Было ли это в поле среди нив, в саду или гостях, два человека встречались, как две заведенные куклы, со страшными написанными глазами, куклы с пружинами смерти в груди, не знавшие, взорвутся ли они от прикосновения руки, от слов ‘дорогой товарищ, который час?’. Смерть проволокой опутывала людей. Старое благодушие, где ты? И в меру уходившей из-под ног почвы подымалась волна молчаливого разгула и расстрелов за нею. Эти расстрелы каждый день печатались жирной прописью. И вот, воскликнув ‘камо бегу от лица твоего?’, вы вдруг бежали из города в глухую усадьбу, в зеленый плодовый сад, где цвели вишни и яблони, ворковали голубки и мяукали иволги.
Но и этот мир уединения, горлинок и иволг перерезывали одинокие выстрелы. Однажды в эту уединенную усадьбу упал камень, на два дня возмутивший ее тихие воды. Приехал П. Отворив ворота и подходя к ступенькам усадьбы, он сделал два выстрела: один в небо,- другой в землю и поднялся на старое, потемневшее крыльцо. Я его когда-то знал.
Белокурые волосы, которые я когда-то знал вьющимися, сейчас по-казацкому были гладко обрезанными под горшок. Голубые глаза смотрели нагло и весело. Губы его узкого, высокого лица твердо и весело усмехались, в крупных зубах было что-то волчье или собачье, лицо, как и раньше, было очень бледным, почти как полотно, только пожелтело.
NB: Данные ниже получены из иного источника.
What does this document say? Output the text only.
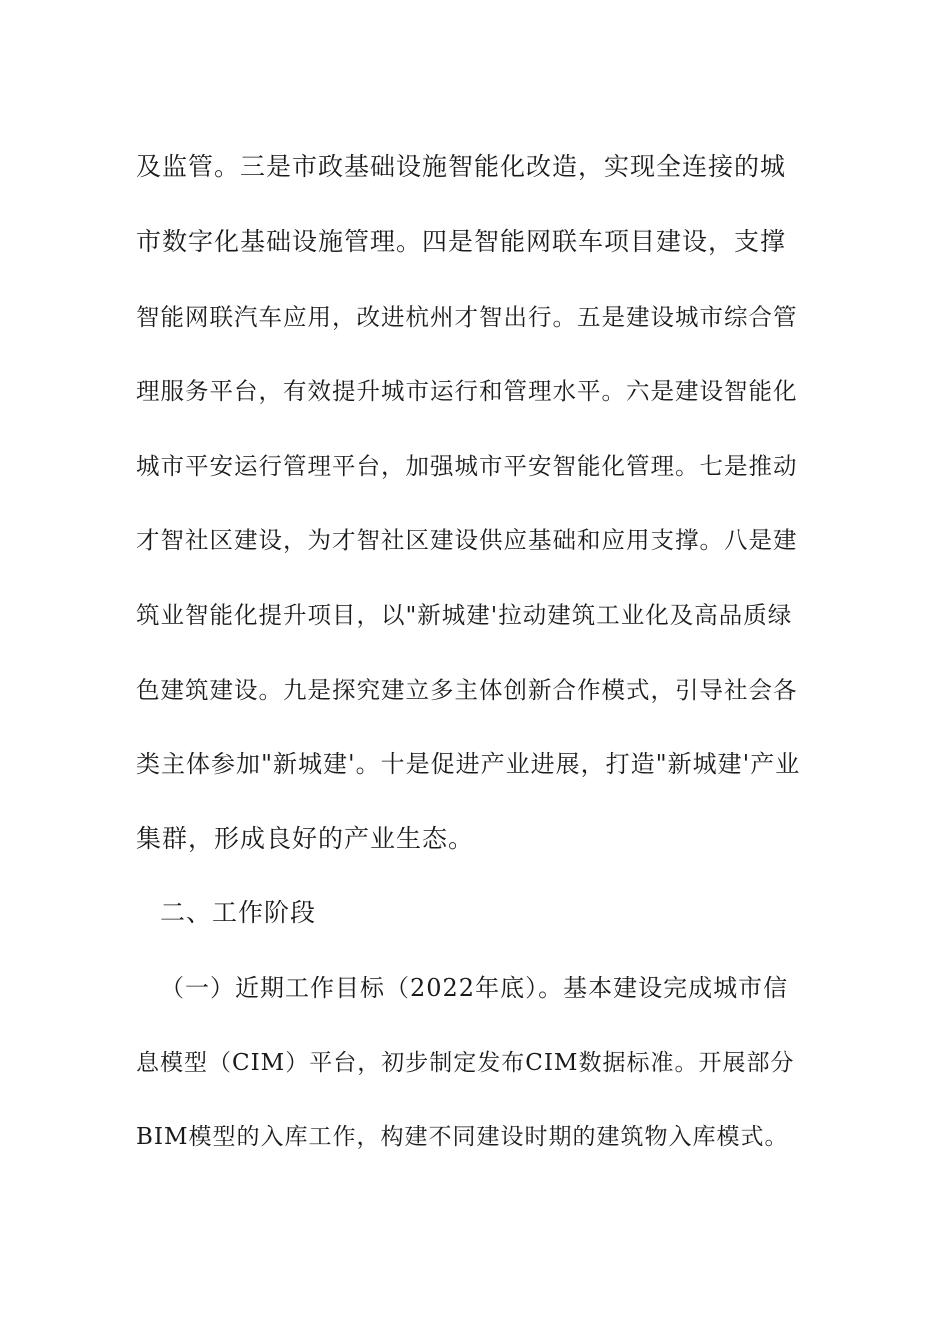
及监管。三是市政基础设施智能化改造，实现全连接的城
市数字化基础设施管理。四是智能网联车项目建设，支撑
智能网联汽车应用，改进杭州才智出行。五是建设城市综合管
理服务平台，有效提升城市运行和管理水平。六是建设智能化
城市平安运行管理平台，加强城市平安智能化管理。七是推动
才智社区建设，为才智社区建设供应基础和应用支撑。八是建
筑业智能化提升项目，以"新城建'拉动建筑工业化及高品质绿
色建筑建设。九是探究建立多主体创新合作模式，引导社会各
类主体参加"新城建'。十是促进产业进展，打造"新城建'产业
集群，形成良好的产业生态。
二、工作阶段
（一）近期工作目标（2022年底）。基本建设完成城市信
息模型（CIM）平台，初步制定发布CIM数据标准。开展部分
BIM模型的入库工作，构建不同建设时期的建筑物入库模式。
Балясины мертвого дерева ограды крыльца были обвиты глухими морскими узлами старой лозы, стягивавшей змеей мертвое дерево точеной кругами узора резьбы. Толпы колец и лоз подымались кверху от мертвой петли, падая широко листами многолетней удавки кругом казненных дерев. Две ласточки отдыхали в слепленном из соломы и глины гнезде, непрерывно щебеча, вылетая и прилетая, сидя в нем, точно два челнока, вытащенных на морской берег.
Он сел за стол и расставил локти своего красно-желтого зипуна, от которого было больно глазам.
— Ну,— произнес он, отдуваясь,— вот и я, паны мои! — Он задумался…— Ну, о чем балакать, хлопцы?.. Бачу! — сказал он на тонкие голоса женщин, радостно и хлопотливо-пищавшие за дверью, и засмеялся волчьими зубами.
— Да неужели? Да не верю? Да не может быть? — в один голос, точно давая разученную игру, пели, и прыгали, и визжали сестры, косички их прыгали.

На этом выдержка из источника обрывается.